James and his partners sold the bridge to a foreign company. Byrne said James is using those profits to help fund his campaign for governor.
Byrne criticized James outside the studio of WMRK-107.9 FM, where he was on air on a conservative talk radio show for two hours on Friday. He said James did not want to come on Friday to talk about the expressway even though he has talked extensively about the project and his success as a businessman.
James issued a challenge to Byrne on April 22 to participate in a series of debates.
"It's time to bring all of the attacks and allegations out in the open. Let's take this beyond dueling press releases and talk show chatter. I call upon Bradley Byrne to debate me, face-to-face, in a public forum," he said in a release at the time.
The men appeared together last week on the Leland Live program in the Birmingham market.
"Basically our polling numbers show (Byrne) is falling and he's in third place and going down. It just wasn't wise or feasible at this time to go on the show," Hall said. "We had a debate on Leland Live and we were there for two hours. ... It was a thorough conversation between the two of them. They debated the issues. That was as good as it gets."
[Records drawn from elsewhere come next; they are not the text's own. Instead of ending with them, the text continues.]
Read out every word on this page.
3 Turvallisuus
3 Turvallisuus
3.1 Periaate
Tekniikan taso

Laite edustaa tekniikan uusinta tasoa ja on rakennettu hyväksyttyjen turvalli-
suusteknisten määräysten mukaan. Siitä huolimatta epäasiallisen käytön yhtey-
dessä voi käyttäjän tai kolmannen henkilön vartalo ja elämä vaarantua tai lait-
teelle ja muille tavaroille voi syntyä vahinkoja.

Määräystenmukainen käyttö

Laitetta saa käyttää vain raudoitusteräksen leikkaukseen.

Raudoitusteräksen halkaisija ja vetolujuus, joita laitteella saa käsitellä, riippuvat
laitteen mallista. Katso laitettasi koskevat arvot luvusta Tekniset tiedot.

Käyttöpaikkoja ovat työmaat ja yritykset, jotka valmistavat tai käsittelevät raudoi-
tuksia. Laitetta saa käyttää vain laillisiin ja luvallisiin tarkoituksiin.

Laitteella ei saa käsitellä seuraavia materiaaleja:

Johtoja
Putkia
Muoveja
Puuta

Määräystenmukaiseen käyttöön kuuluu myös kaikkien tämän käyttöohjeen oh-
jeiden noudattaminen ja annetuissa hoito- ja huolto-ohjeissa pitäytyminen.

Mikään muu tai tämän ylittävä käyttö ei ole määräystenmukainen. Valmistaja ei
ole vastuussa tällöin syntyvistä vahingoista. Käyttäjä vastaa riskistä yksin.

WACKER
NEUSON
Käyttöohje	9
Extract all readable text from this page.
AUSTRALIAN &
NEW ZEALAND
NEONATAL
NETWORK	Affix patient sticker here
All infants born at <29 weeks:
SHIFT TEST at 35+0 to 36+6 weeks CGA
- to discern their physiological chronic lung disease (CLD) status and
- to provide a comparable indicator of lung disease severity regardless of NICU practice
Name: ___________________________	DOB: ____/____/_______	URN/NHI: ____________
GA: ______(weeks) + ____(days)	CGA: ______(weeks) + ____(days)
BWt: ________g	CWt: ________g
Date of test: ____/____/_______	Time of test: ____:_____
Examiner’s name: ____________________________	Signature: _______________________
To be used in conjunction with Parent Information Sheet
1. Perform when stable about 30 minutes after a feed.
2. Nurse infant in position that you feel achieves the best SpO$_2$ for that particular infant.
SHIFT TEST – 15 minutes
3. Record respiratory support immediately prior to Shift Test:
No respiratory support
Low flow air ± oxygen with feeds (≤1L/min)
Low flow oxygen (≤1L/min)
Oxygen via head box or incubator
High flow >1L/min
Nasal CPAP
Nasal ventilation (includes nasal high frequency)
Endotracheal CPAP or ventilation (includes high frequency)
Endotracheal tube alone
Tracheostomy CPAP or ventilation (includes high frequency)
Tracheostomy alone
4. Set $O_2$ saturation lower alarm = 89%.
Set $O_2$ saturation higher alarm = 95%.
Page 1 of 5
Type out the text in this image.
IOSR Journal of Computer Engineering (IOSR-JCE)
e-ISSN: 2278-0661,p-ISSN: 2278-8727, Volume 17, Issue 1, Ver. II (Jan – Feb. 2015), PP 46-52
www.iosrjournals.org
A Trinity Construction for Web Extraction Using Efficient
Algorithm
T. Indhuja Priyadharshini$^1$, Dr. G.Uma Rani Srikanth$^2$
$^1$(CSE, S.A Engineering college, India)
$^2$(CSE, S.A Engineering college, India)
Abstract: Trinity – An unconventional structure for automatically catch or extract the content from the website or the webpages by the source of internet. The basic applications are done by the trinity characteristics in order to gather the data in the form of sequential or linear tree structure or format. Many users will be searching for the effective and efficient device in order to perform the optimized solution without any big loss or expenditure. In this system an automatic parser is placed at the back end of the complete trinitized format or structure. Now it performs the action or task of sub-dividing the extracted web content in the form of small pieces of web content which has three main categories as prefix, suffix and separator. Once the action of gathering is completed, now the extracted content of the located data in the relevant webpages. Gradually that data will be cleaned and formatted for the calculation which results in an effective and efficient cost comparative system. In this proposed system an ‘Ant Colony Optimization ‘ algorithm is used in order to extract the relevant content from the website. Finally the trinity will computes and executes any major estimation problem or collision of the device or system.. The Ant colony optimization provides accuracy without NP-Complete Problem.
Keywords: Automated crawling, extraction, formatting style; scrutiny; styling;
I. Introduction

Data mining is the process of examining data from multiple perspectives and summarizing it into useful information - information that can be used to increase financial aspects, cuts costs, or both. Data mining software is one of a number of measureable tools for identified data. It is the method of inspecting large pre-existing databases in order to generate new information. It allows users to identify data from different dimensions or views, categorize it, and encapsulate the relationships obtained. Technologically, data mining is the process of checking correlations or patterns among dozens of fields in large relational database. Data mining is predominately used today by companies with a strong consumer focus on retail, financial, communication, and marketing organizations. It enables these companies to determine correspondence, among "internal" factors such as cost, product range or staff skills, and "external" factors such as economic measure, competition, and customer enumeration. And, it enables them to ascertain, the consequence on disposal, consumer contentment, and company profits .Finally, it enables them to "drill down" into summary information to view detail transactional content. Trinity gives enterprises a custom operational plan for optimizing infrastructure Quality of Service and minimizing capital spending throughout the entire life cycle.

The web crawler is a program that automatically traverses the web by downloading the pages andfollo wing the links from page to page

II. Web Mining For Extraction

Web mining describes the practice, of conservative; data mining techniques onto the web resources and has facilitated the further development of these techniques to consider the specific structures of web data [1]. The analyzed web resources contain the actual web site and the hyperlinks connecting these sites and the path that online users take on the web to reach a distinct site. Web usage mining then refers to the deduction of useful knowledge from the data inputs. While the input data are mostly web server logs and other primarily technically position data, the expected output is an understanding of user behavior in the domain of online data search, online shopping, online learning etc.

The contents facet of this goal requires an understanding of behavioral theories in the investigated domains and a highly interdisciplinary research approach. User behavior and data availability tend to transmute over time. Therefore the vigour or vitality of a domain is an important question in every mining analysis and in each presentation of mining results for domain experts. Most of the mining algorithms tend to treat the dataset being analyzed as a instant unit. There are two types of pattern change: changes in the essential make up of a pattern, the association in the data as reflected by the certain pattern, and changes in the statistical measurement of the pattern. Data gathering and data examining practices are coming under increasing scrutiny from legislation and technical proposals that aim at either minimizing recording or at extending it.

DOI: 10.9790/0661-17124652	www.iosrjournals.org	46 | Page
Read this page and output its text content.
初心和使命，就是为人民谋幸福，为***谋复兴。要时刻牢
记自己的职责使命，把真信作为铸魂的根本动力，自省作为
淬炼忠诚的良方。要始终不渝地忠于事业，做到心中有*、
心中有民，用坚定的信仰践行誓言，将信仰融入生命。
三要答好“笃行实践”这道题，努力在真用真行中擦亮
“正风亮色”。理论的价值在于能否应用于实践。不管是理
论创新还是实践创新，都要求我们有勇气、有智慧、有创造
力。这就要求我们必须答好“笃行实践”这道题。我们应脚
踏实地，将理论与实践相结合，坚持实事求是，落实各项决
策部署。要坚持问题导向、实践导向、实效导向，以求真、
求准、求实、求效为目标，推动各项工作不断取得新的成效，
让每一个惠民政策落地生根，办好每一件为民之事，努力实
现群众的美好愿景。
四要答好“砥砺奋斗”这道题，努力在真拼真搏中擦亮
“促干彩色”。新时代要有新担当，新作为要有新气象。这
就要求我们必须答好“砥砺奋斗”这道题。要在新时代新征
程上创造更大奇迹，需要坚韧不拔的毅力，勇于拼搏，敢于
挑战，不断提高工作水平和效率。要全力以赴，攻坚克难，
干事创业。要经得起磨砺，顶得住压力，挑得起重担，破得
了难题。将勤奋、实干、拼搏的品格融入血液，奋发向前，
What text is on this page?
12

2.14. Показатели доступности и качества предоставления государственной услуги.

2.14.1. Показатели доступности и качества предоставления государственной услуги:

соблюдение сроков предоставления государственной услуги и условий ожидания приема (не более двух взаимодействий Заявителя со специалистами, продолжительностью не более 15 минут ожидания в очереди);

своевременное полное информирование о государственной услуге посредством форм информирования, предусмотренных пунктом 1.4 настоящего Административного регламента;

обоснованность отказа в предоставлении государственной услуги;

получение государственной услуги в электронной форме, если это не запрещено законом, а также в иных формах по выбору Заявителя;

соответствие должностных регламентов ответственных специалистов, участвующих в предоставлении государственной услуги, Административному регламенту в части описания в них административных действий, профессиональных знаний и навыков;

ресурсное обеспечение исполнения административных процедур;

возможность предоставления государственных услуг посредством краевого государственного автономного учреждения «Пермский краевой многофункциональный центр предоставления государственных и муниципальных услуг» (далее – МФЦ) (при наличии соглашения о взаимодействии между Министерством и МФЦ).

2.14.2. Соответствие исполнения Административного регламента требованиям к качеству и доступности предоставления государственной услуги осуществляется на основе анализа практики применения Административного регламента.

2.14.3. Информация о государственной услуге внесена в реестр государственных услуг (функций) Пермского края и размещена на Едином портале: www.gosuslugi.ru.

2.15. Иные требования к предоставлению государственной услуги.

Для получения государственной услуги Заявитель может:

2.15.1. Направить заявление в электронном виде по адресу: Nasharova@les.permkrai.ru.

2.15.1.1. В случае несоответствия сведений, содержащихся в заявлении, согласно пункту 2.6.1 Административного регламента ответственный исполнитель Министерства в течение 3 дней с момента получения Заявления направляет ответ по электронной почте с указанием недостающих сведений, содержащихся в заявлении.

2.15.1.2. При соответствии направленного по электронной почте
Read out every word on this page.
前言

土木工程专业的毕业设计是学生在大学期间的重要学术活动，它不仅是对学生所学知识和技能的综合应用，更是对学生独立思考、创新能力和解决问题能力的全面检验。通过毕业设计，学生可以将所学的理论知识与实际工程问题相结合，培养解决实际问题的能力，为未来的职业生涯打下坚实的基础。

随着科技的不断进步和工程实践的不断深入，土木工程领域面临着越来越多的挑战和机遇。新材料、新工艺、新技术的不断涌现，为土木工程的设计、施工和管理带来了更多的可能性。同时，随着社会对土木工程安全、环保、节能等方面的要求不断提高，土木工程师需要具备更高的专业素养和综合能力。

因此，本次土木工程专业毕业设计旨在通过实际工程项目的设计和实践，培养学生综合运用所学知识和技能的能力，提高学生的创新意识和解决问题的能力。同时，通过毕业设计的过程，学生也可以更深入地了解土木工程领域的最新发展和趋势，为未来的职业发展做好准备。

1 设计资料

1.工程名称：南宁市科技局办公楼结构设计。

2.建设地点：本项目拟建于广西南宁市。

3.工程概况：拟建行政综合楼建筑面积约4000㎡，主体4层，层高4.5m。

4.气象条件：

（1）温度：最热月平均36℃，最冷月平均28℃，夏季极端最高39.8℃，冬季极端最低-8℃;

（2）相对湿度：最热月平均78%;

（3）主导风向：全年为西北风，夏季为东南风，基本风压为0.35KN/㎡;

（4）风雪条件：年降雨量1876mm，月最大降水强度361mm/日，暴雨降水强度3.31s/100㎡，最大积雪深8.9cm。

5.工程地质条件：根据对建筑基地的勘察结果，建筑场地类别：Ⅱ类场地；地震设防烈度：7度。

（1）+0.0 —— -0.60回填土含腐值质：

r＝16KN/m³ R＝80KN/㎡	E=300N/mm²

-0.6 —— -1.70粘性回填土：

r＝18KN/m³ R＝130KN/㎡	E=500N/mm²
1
James' original challenge stemmed from the first public dispute between the two men following an April 20 article in the Montgomery Advertiser, which pointed out that ads attacking Byrne were funded by a political action committee that received money from PACs that received hundreds of thousands of dollars directly and indirectly from the Alabama Education Association's PAC.
Byrne has had to dedicate much of his advertising to defending ads attacking him as a liberal trial lawyer who supported Democrats.
Byrne's campaign alleged, because some of the money went through PACs operated by a consultant who was hired by James to help raise funds, that his campaign was involved in the attack.
James said his campaign did not conspire directly or indirectly with AEA to run the ads against Byrne. In later ads, he alleged Byrne was desperate.
Hall said Byrne had dropped to third place in their polling.
An independent poll released this week indicated Byrne with a narrow lead over James. Byrne said Friday that he leads a very tight race between the two candidates with others in contention including former Chief Justice Roy Moore and state Rep. Robert Bentley of Tuscaloosa.
Other Republican candidates include Bill Johnson of Prattville, James Potts of Bibb County and Charles Taylor of Daphne.